Richard H. White, MD; Marsia Vermeulen, DO, FACEP
NYU Langone Health/Bellevue Hospital
In our emergency department (ED), we often use ultrasound (US) measurement of the optic nerve sheath diameter (ONSD) as a surrogate marker for increased intracranial pressure (ICP). It is fast, non-invasive, and provides an opportunity to avoid the ever-challenging fundoscopic exam. Anatomically, the optic nerve is surrounded by cerebrospinal fluid and sheathed by all three meningeal layers (dura, arachnoid, and pia mater), forming the optic nerve sheath (ONS). Any changes in intracranial pressure will cause a mechanical obstruction and axoplasmic flow stasis in the optic nerve.1 The resultant swelling of the nerve fibers, leakage of proteins, cellular components and water causes engorgement that is reflected in an increased ONSD.
The standard methodology is to measure the optic sheath diameter 3 mm from the posterior wall of the optic globe with < 5 mm as the most commonly accepted value for a non-elevated ICP.1
There are many studies that support use of US measurement of ONSD to help identify patients with elevated intracranial pressure.
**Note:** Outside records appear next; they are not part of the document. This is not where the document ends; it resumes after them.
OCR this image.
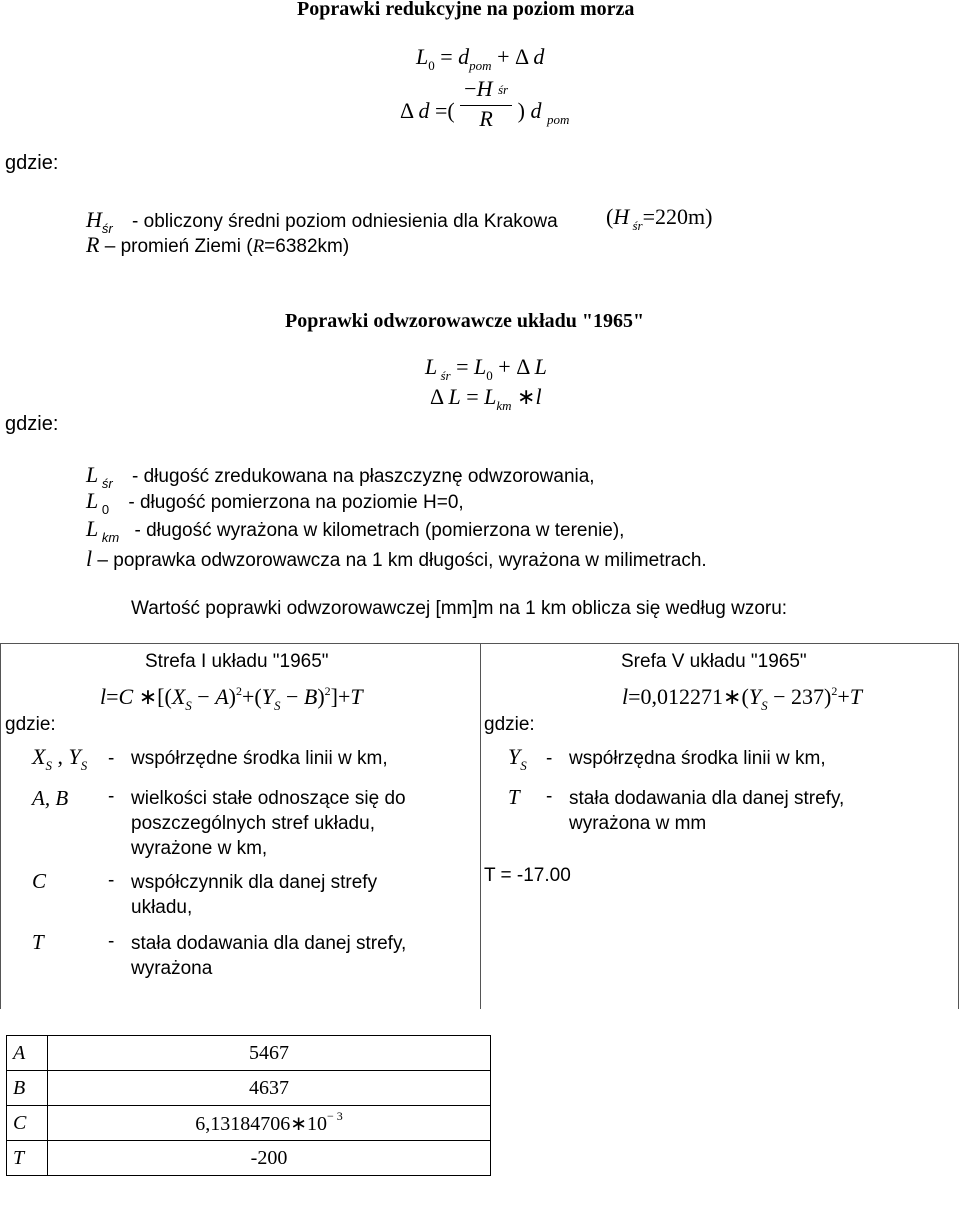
Poprawki redukcyjne na poziom morza
$L_0 = d_{pom} + \Delta$ d
Δ d =( $\frac{\text{−H śr}}{R}$ ) d $_{pom}$
gdzie:
$H_{śr}$ - obliczony średni poziom odniesienia dla Krakowa (H $_{śr}$=220m)
R – promień Ziemi (R=6382km)
Poprawki odwzorowawcze układu "1965"
L $_{śr} = L_0 + \Delta$ L
Δ $L = L_{km}$ ∗l
gdzie:
L $_{śr}$ - długość zredukowana na płaszczyznę odwzorowania,
L $_0$ - długość pomierzona na poziomie H=0,
L $_{km}$ - długość wyrażona w kilometrach (pomierzona w terenie),
l – poprawka odwzorowawcza na 1 km długości, wyrażona w milimetrach.
Wartość poprawki odwzorowawczej [mm]m na 1 km oblicza się według wzoru:
Strefa I układu "1965"
l=C $∗[(X_S - A)^2+(Y_S - B)^2]+T$
gdzie:
$X_S$ , $Y_S$ - współrzędne środka linii w km,
A, B - wielkości stałe odnoszące się do poszczególnych stref układu, wyrażone w km,
C	- współczynnik dla danej strefy układu,
T	- stała dodawania dla danej strefy, wyrażona
Srefa V układu "1965"
$l=0,012271∗(Y_S - 237)^2+T$
gdzie:
$Y_S$ - współrzędna środka linii w km,
T - stała dodawania dla danej strefy, wyrażona w mm
T = -17.00
A	5467
B	4637
C	$6,13184706∗10^{- 3}$
T	-200
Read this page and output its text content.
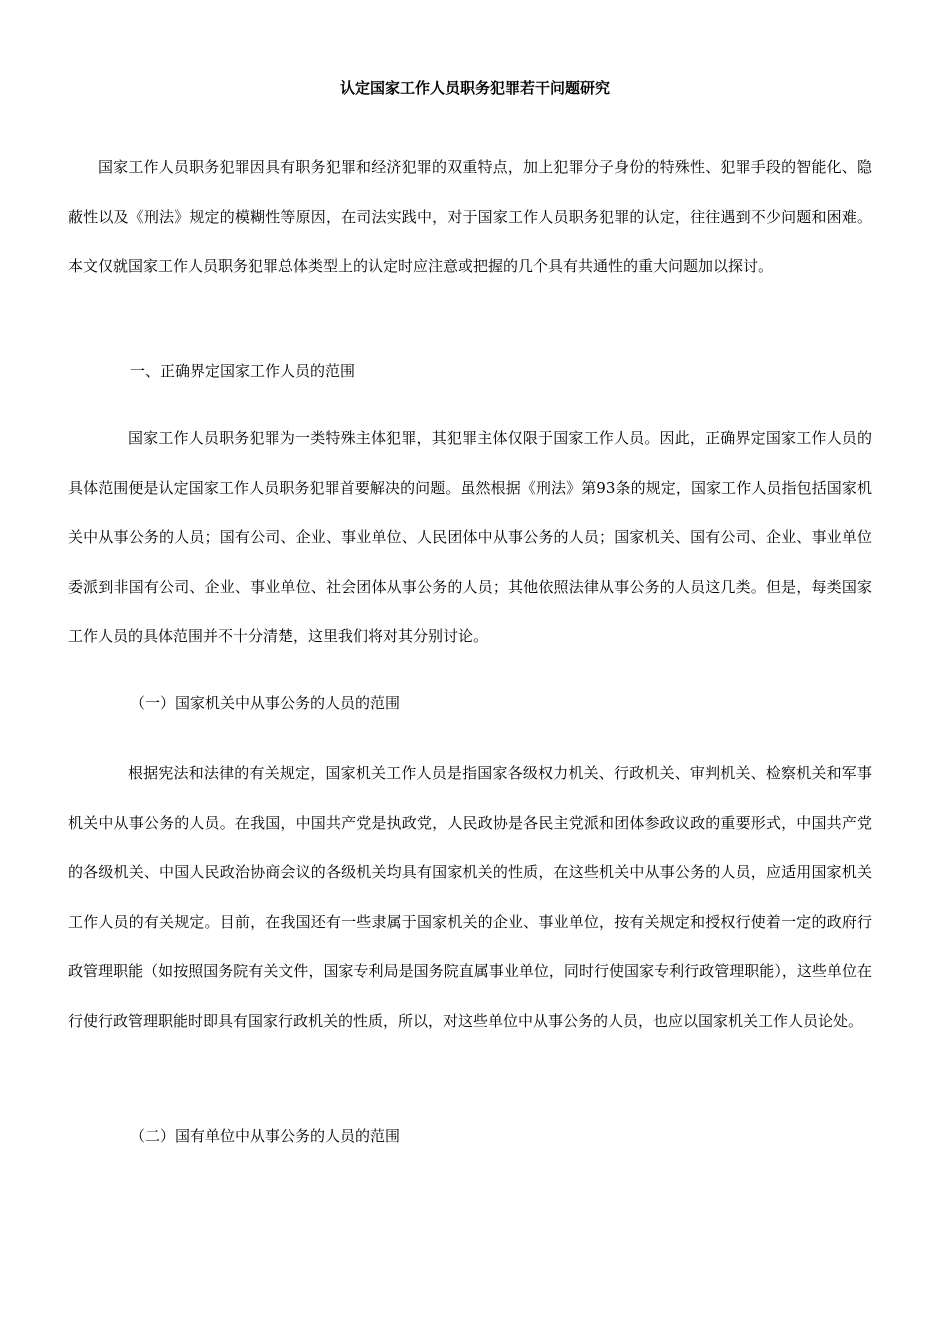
认定国家工作人员职务犯罪若干问题研究

国家工作人员职务犯罪因具有职务犯罪和经济犯罪的双重特点，加上犯罪分子身份的特殊性、犯罪手段的智能化、隐蔽性以及《刑法》规定的模糊性等原因，在司法实践中，对于国家工作人员职务犯罪的认定，往往遇到不少问题和困难。本文仅就国家工作人员职务犯罪总体类型上的认定时应注意或把握的几个具有共通性的重大问题加以探讨。

一、正确界定国家工作人员的范围

国家工作人员职务犯罪为一类特殊主体犯罪，其犯罪主体仅限于国家工作人员。因此，正确界定国家工作人员的具体范围便是认定国家工作人员职务犯罪首要解决的问题。虽然根据《刑法》第93条的规定，国家工作人员指包括国家机关中从事公务的人员；国有公司、企业、事业单位、人民团体中从事公务的人员；国家机关、国有公司、企业、事业单位委派到非国有公司、企业、事业单位、社会团体从事公务的人员；其他依照法律从事公务的人员这几类。但是，每类国家工作人员的具体范围并不十分清楚，这里我们将对其分别讨论。

（一）国家机关中从事公务的人员的范围

根据宪法和法律的有关规定，国家机关工作人员是指国家各级权力机关、行政机关、审判机关、检察机关和军事机关中从事公务的人员。在我国，中国共产党是执政党，人民政协是各民主党派和团体参政议政的重要形式，中国共产党的各级机关、中国人民政治协商会议的各级机关均具有国家机关的性质，在这些机关中从事公务的人员，应适用国家机关工作人员的有关规定。目前，在我国还有一些隶属于国家机关的企业、事业单位，按有关规定和授权行使着一定的政府行政管理职能（如按照国务院有关文件，国家专利局是国务院直属事业单位，同时行使国家专利行政管理职能），这些单位在行使行政管理职能时即具有国家行政机关的性质，所以，对这些单位中从事公务的人员，也应以国家机关工作人员论处。

（二）国有单位中从事公务的人员的范围
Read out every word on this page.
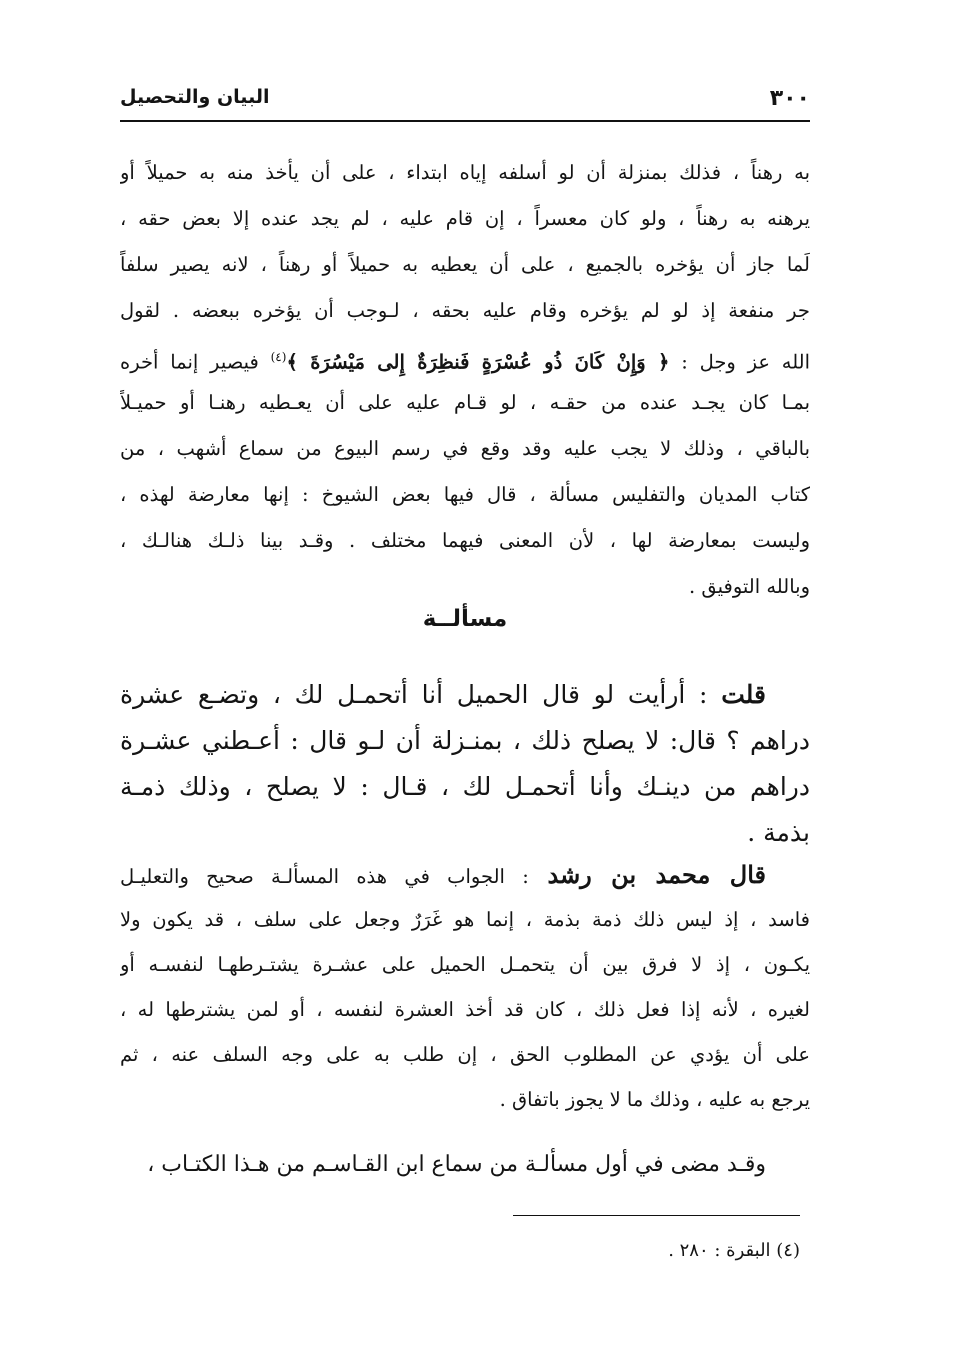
٣٠٠
البيان والتحصيل

به رهناً ، فذلك بمنزلة أن لو أسلفه إياه ابتداء ، على أن يأخذ منه به حميلاً أو

يرهنه به رهناً ، ولو كان معسراً ، إن قام عليه ، لم يجد عنده إلا بعض حقه ،

لَما جاز أن يؤخره بالجميع ، على أن يعطيه به حميلاً أو رهناً ، لانه يصير سلفاً

جر منفعة إذ لو لم يؤخره وقام عليه بحقه ، لـوجب أن يؤخره ببعضه . لقول

الله عز وجل : ﴿ وَإِنْ كَانَ ذُو عُسْرَةٍ فَنظِرَةٌ إِلى مَيْسُرَةَ ﴾$^{(٤)}$ فيصير إنما أخره

بمـا كان يجـد عنده من حقـه ، لو قـام عليه على أن يعـطيه رهنـا أو حميـلاً

بالباقي ، وذلك لا يجب عليه وقد وقع في رسم البيوع من سماع أشهب ، من

كتاب المديان والتفليس مسألة ، قال فيها بعض الشيوخ : إنها معارضة لهذه ،

وليست بمعارضة لها ، لأن المعنى فيهما مختلف . وقـد بينا ذلـك هنالـك ،

وبالله التوفيق .

مسألــة

قلت : أرأيت لو قال الحميل أنا أتحمـل لك ، وتضـع عشرة

دراهم ؟ قال: لا يصلح ذلك ، بمنـزلة أن لـو قال : أعـطني عشـرة

دراهم من دينـك وأنا أتحمـل لك ، قـال : لا يصلح ، وذلك ذمـة

بذمة .

قال محمد بن رشد : الجواب في هذه المسألـة صحيح والتعليـل

فاسد ، إذ ليس ذلك ذمة بذمة ، إنما هو غَرَرٌ وجعل على سلف ، قد يكون ولا

يكـون ، إذ لا فرق بين أن يتحمـل الحميل على عشـرة يشتـرطهـا لنفسـه أو

لغيره ، لأنه إذا فعل ذلك ، كان قد أخذ العشرة لنفسه ، أو لمن يشترطها له ،

على أن يؤدي عن المطلوب الحق ، إن طلب به على وجه السلف عنه ، ثم

يرجع به عليه ، وذلك ما لا يجوز باتفاق .

وقـد مضى في أول مسألـة من سماع ابن القـاسـم من هـذا الكتـاب ،

(٤) البقرة : ٢٨٠ .
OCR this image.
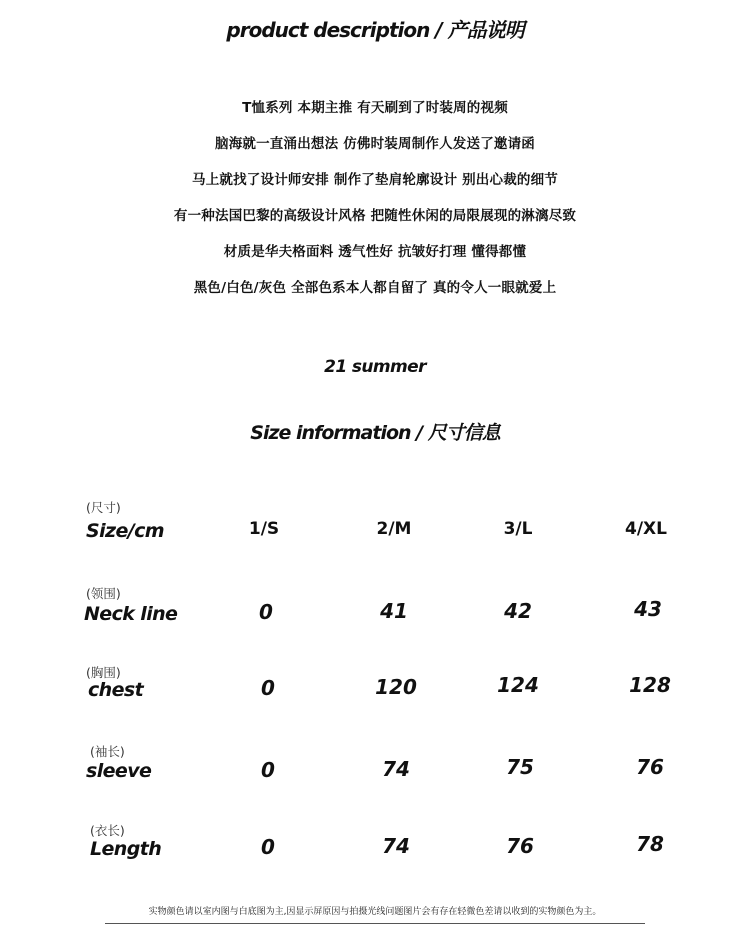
product description / 产品说明
T恤系列 本期主推 有天刷到了时装周的视频
脑海就一直涌出想法 仿佛时装周制作人发送了邀请函
马上就找了设计师安排 制作了垫肩轮廓设计 别出心裁的细节
有一种法国巴黎的高级设计风格 把随性休闲的局限展现的淋漓尽致
材质是华夫格面料 透气性好 抗皱好打理 懂得都懂
黑色/白色/灰色 全部色系本人都自留了 真的令人一眼就爱上
21 summer
Size information / 尺寸信息
(尺寸)
Size/cm	1/S	2/M	3/L	4/XL
(领围)
Neck line	0	41	42	43
(胸围)
chest	0	120	124	128
(袖长)
sleeve	0	74	75	76
(衣长)
Length	0	74	76	78
实物颜色请以室内图与白底图为主,因显示屏原因与拍摄光线问题图片会有存在轻微色差请以收到的实物颜色为主。
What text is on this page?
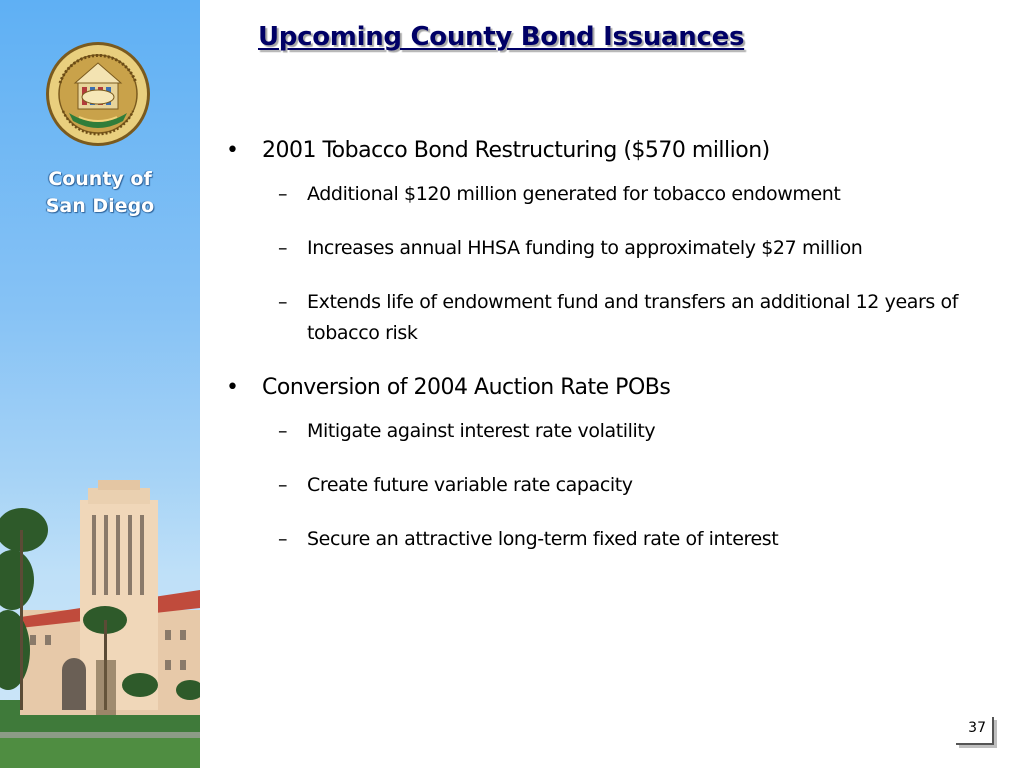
County of
San Diego
Upcoming County Bond Issuances
• 2001 Tobacco Bond Restructuring ($570 million)
– Additional $120 million generated for tobacco endowment
– Increases annual HHSA funding to approximately $27 million
– Extends life of endowment fund and transfers an additional 12 years of tobacco risk
• Conversion of 2004 Auction Rate POBs
– Mitigate against interest rate volatility
– Create future variable rate capacity
– Secure an attractive long-term fixed rate of interest
37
A recent meta-analysis published in the Journal of Ultrasound Medicine concluded that ocular sonography has a sensitivity of 95.6% and specificity of 92.3% with a positive likelihood ratio of 12.5 and negative likelihood ratio of 0.05.2
However, a recent study by Wang et al published in JAMA Ophthalmology investigating how ONSD correlates with changes in ICP illustrated results that introduced some controversy.3 The study was attempting to correlate ONSD measurements with lumbar puncture (LP) measurements of ICP in patients with suspected elevated ICP both pre- and post-treatment. In their analysis, they found a Pearson’s correlations coefficient (measure of the linear correlation between two variables X and Y), r of 0.7 (95% CI, 0.425-0.870, P<.001) suggesting a strong correlation between ICP as measured by LP opening pressure and ONSD. However, as highlighted by Dr. Hoffman’s letter to the editor, the accuracy of their data is questionable, thereby challenging clinical use of the ONSD as a correlate to dynamic changes in ICP.4
Figure. Variation in ICP as compared with ONSD (from Wang et al).3
In the Figure we see what appears to be a haphazard association between changes in ONSD and changes in ICP. For example, a change in 200 mm H20 in ICP (a more accurate measurement than a CT scan) had an associated range of ONSD measurements between 0.5-2.4 mm. Certainly, from these results, it is challenging to confidently deduce that changes in ICP are reflected with accuracy by ONSD.
Perhaps an explanation is that our understanding of the anatomy as visualized with ultrasound is incorrect. A recent letter by Drs. Copetti and Cattarossi in Intensive Care Medicine questions whether the optic nerve sheath as seen with ultrasound is anatomically correct.5 Based on images from both CTs and MRIs, the optic nerve is serpiginous as opposed to straight and central as per measurements using ultrasound. This can be seen by placing color Doppler on the ONS and noting that the vascular structures (which run parallel to the sheath) are not straight and central as suspected.
So how can ocular US help us if we are concerned for elevated ICP? One additional method involves visualizing bilateral changes in the optic disc. Sonographic papilledema (visualization of the bulging optic disc) can be used in conjunction with ONSD to help increase our diagnostic accuracy.6 In fact, there have been a number of studies where papilledema actually outperformed ONSD as a surrogate for elevated ICP.7-9 However, as papilledema may take time to develop it may not be evident in the acute phase. To complicate things further, pseudopapilledema (optic disc edema) can occur secondary to causes other than elevated ICP.
As US is becoming more utilized and integrated into our clinical practice as a rapid, non-invasive tool, this one method may not be enough to increase confidence in our clinical decision making. The discrepancy between change in opening pressure and ONSD raises questions of its clinical accuracy. Perhaps we can feel more confident using it in concert with a dilated, engorged optic nerve, assisted with color Doppler, to ensure appropriate measurement and ultrasound identification of bilateral papilledema.